When asked about his possible communications with Edison, former CPUC Commissioner Peevey exploded and shouted at Aguirre, “I’m not here to answer your goddamn questions! Now shut up! Shut up!” Peevey stepped down from CPUC last December due to the release of emails showing his close ties to Pacific Gas & Electric executives after the 2010 gas pipeline explosion in San Bruno that killed eight people.

Federal and state regulators never fully investigated who was responsible for the replacement of the SONGS steam generator that was supposed to last 20 years but held up for less than two. The US Nuclear Regulatory Commission (NRC) cited SCE for failing to ensure that the manufacturer’s (Mitsubishi Heavy Industries) design was adequate but the citation did not carry any fines or penalties.

SCE’s earnings went up as a result of taking SONGS out of commission.
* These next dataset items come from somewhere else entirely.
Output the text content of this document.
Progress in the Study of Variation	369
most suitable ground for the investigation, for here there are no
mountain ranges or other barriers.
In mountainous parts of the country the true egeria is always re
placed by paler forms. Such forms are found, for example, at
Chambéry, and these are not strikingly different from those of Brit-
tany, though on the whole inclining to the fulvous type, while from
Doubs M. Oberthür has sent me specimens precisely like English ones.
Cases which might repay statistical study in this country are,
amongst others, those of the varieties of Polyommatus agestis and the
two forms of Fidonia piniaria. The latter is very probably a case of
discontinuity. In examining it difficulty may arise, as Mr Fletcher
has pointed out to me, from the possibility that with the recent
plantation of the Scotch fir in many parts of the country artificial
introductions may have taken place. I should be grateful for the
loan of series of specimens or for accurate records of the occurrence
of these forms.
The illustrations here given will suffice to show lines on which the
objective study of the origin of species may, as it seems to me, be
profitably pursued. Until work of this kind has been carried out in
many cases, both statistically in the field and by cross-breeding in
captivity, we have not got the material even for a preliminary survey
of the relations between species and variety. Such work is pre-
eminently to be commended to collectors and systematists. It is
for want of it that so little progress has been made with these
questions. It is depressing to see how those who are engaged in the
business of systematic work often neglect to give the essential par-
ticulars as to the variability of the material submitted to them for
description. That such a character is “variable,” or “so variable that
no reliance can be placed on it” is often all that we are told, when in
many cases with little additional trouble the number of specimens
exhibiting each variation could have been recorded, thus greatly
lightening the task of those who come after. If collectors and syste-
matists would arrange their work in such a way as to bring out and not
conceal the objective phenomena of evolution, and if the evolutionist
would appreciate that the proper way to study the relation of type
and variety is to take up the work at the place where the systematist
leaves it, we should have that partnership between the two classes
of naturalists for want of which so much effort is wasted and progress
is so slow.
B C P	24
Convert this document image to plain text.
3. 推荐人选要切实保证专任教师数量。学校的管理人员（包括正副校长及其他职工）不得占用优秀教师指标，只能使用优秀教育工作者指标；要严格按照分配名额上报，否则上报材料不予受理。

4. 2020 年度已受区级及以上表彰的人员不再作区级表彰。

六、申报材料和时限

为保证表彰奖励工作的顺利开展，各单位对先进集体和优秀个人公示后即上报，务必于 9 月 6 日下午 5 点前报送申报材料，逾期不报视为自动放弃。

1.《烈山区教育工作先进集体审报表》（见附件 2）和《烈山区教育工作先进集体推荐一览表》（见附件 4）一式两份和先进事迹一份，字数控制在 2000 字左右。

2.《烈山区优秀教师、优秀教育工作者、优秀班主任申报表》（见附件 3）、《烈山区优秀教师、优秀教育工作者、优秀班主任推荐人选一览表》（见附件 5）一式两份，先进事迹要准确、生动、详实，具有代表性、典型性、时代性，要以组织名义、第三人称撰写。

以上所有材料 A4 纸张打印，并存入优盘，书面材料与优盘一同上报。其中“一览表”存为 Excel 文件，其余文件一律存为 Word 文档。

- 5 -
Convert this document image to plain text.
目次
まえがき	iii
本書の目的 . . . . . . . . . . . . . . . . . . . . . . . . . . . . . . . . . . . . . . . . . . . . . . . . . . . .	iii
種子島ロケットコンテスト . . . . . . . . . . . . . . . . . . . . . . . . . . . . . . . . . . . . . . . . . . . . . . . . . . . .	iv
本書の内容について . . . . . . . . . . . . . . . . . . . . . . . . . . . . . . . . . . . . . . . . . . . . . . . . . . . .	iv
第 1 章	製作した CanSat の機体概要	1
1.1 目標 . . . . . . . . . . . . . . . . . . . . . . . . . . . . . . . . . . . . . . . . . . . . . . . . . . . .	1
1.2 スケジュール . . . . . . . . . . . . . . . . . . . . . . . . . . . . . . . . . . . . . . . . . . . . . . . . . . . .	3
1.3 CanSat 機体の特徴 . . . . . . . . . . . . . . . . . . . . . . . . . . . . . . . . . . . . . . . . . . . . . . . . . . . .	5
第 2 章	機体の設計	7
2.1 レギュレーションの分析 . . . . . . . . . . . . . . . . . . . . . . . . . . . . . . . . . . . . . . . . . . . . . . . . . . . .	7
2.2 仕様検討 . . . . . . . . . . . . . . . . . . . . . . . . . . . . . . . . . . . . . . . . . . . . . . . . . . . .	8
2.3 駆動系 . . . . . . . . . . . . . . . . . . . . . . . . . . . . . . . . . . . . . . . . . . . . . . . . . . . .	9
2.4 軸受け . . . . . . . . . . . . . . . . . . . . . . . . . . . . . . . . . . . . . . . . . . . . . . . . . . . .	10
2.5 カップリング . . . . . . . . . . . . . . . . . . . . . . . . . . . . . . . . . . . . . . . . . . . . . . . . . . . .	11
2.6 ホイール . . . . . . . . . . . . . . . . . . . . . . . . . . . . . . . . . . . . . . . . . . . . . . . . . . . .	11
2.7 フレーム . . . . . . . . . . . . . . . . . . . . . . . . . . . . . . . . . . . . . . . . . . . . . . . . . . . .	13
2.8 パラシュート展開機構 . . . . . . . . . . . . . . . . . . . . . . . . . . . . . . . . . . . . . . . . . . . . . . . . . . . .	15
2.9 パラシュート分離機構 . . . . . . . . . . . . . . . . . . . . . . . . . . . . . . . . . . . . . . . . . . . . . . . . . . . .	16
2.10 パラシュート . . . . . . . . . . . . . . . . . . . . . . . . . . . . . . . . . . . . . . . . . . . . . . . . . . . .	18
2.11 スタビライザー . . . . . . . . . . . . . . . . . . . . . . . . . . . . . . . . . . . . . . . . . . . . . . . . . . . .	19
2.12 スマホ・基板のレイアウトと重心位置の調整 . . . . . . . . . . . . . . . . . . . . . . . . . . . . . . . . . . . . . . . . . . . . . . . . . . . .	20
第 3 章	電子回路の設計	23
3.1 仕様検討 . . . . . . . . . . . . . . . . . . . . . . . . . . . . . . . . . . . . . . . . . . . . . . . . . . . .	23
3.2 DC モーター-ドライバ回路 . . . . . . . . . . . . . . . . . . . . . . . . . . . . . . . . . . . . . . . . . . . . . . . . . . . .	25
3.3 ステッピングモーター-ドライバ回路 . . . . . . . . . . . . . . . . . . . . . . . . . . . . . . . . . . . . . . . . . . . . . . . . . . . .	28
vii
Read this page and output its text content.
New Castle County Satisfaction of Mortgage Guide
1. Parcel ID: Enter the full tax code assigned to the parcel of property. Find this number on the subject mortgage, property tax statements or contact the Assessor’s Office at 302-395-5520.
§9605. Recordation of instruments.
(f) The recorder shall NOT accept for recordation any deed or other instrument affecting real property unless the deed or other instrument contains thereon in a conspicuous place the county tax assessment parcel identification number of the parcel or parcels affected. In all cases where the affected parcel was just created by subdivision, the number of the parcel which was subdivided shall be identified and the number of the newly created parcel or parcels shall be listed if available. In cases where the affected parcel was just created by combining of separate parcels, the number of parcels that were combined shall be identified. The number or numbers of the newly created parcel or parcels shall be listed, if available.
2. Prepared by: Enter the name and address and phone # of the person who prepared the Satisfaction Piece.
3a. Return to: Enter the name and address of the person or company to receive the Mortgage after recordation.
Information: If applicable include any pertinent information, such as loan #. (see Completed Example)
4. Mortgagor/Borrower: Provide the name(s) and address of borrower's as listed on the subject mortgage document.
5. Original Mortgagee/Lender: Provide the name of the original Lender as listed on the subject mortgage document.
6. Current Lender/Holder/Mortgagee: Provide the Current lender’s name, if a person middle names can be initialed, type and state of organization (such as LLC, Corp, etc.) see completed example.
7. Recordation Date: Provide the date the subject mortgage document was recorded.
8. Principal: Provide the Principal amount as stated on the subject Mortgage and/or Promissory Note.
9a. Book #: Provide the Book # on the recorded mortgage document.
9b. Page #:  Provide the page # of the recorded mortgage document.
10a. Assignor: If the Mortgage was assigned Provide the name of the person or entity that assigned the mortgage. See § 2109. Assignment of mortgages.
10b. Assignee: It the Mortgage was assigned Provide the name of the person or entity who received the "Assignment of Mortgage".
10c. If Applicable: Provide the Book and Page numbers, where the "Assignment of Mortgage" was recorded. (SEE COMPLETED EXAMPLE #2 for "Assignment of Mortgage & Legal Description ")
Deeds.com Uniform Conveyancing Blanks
Not only have none of the SoCal Edison executives been charged with any violations in regards to installing defective steam generators, but the value of the company president’s stock went up by $160,000 a few days after the announcement that the settlement was moving forward. Litzinger pocketed a $2,354,713 salary for 2013 alone, including $570,475 in stock awards and $570,379 in option awards.

Electricity rates in California are among the highest in the country. They have increased by more than 30 percent in the last decade and might jump an additional 47 percent over the next 15 years according to experts.

On April 17 US District Court Judge Cathy Ann Bencivengo issued a tentative ruling dismissing “with prejudice” the case of the Citizens’ Oversight advocacy group against SCE and CPUC for illegally collecting money from more than 17 million utility customers in Southern California.

In the lawsuit filed last November, Citizens’ Oversight accused CPUC and SCE of causing significant financial harm by charging ratepayers for electricity they don’t receive, since the San Onofre plant has not been distributing electricity since January 2012.

Communities near San Onofre also confront the danger of over 1,600 tons of nuclear waste at the site. The majority of the metal tubes with used pellets of reactor fuel are stored in pools of cooling water but need to be moved above the ground as the temporary wet storage capacity has reached its limit. The proposal to bury the waste underground in concrete casks has raised major concerns, however. On top of the choice of an earthquake-prone location for storage, the 1/2 to 5/8 inch thick Holtec canisters Edison is planning to use are widely believed to be inadequate.

A San Onofre safety advocacy group is calling for an approval of more expensive nine to 20 inch thick cast iron casks manufactured in Germany. A 2014 inspection of the Holtec canisters installed at the Diablo Canyon power plant, also in California, revealed that conditions that could lead to cracking appeared after only two years of use.

The Nuclear Regulatory Commission (NRC), which regulates and safeguards operations of the private energy giants such as Edison, can hardly be trusted. It has colluded with utilities in delaying safety improvements and covering up security issues in the past. This includes the leak at the Nuclear Fuel Services plant in Erwin, Tennessee in 2006 and the agency’s deliberate underestimation of the danger posed by aging nuclear facilities across the US.

Nuclear power poses a range of complex questions, including ecological and health risks that require a rational, global solution. Under the present economic set-up, a rational debate on the future of nuclear power is blocked by the interests of energy corporations and the national security prerogatives of the capitalist governments involved.